Reducing the size of the Oklahoma Legislature by 10 percent would save over $1 million annually, according to information presented at a legislative study today.
“We constantly talk about the need to downsize government,” said Rep. Gary Banz, R-Midwest City. “I believe this proposal will allow lawmakers to prove their commitment to smaller government in a way that makes sense and generates real taxpayer savings.”
Banz plans to amend his House Joint Resolution 1021 in the 2012 session to give voters the opportunity to approve a constitutional amendment reducing the Oklahoma Legislature by approximately 10 percent. That would cut the number of seats in the Oklahoma House of Representatives from 101 to 91, and reduce the number of state senators from 48 to 43.
That change would reduce legislative expenses by an estimated $1.2 million annually, according to projections.
“There are two fundamental questions that need to be addressed as part of this discussion,” Banz said. “Can we afford to continue the current system, and can we trust the voters to make this decision?”
Using current state population figures, Banz’ plan would increase the number of constituents in each state House district by just a little over 4,000. The average number of constituents per House district would increase from today’s 37,142 to 41,224. Constituents in each state Senate district would increase from 78,153 to 87,241.
If approved by voters in November 2012, the change would be implemented in 2021 following the next Census and redistricting process.
“As the state population grows, the number of constituents per district also increases, so reducing the number of seats in the Legislature will only slightly accelerate what is occurring naturally anyway,” Banz said. “My proposal maintains reasonably sized districts while reducing costs.”
Banz said other state legislatures have districts of a similar or greater size than those proposed in his legislation, noting that legislators in 28 other states currently represent more constituents per-capita than Oklahoma lawmakers do.

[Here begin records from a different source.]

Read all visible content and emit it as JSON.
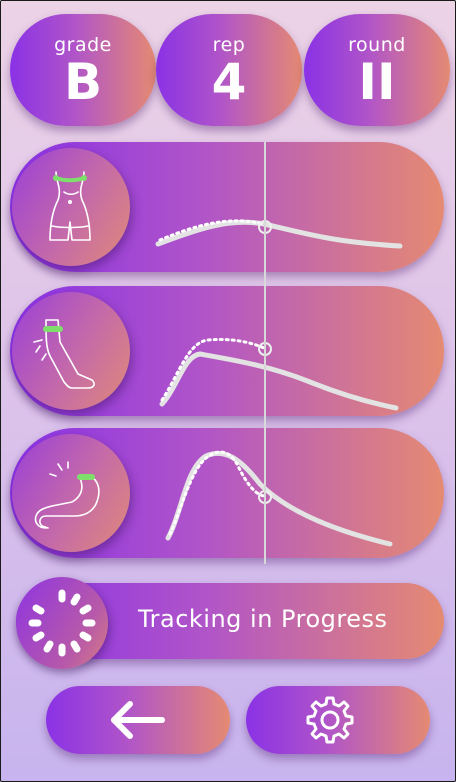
{
  "stats": [
    {
      "label": "grade",
      "value": "B"
    },
    {
      "label": "rep",
      "value": "4"
    },
    {
      "label": "round",
      "value": "II"
    }
  ],
  "rows": [
    {
      "icon": "waist-icon",
      "name": "waist-tracking"
    },
    {
      "icon": "knee-icon",
      "name": "knee-tracking"
    },
    {
      "icon": "arm-icon",
      "name": "arm-tracking"
    }
  ],
  "status": {
    "text": "Tracking in Progress",
    "icon": "loading-spinner-icon"
  },
  "nav": {
    "back_icon": "back-arrow-icon",
    "settings_icon": "gear-icon"
  },
  "colors": {
    "gradient_start": "#8a32e6",
    "gradient_end": "#e58a72",
    "marker": "#7ee06a",
    "curve": "#e3e3e3"
  }
}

For example, Oregon’s population is nearly identical to Oklahoma’s population, yet Oregon’s Legislature has just 60 state House districts and 30 state Senate seats, far fewer than what Banz has proposed.
Other states in Oklahoma’s region have more constituents-per-lawmaker. In Texas, there are 167,637 people per state House member. In Colorado, there are 77,372 constituents per state House seat and in Louisiana there are 43,175 people per state House district.
Missouri House members represent 400 less constituents than Oklahoma House members. Arkansas and New Mexico House members each represent just over 29,000 and Kansas just less than 23,000.
Oklahoma has also operated with fewer seats in the state House of Representatives and has successfully downsized in the past.
In 1921, there were just 92 seats in the Oklahoma House of Representative, only one more than the total that would be allowed under Banz’ legislation.
On the other hand, in 1953 there were 124 members in the state House, far more than there are today.
“There is no doubt that we can reduce the number of lawmakers without adversely impacting constituent representation,” Banz said. “Technological changes in transportation and communication over the past 40 years make access to state government officials and the governing process easier than at any time in our state history.”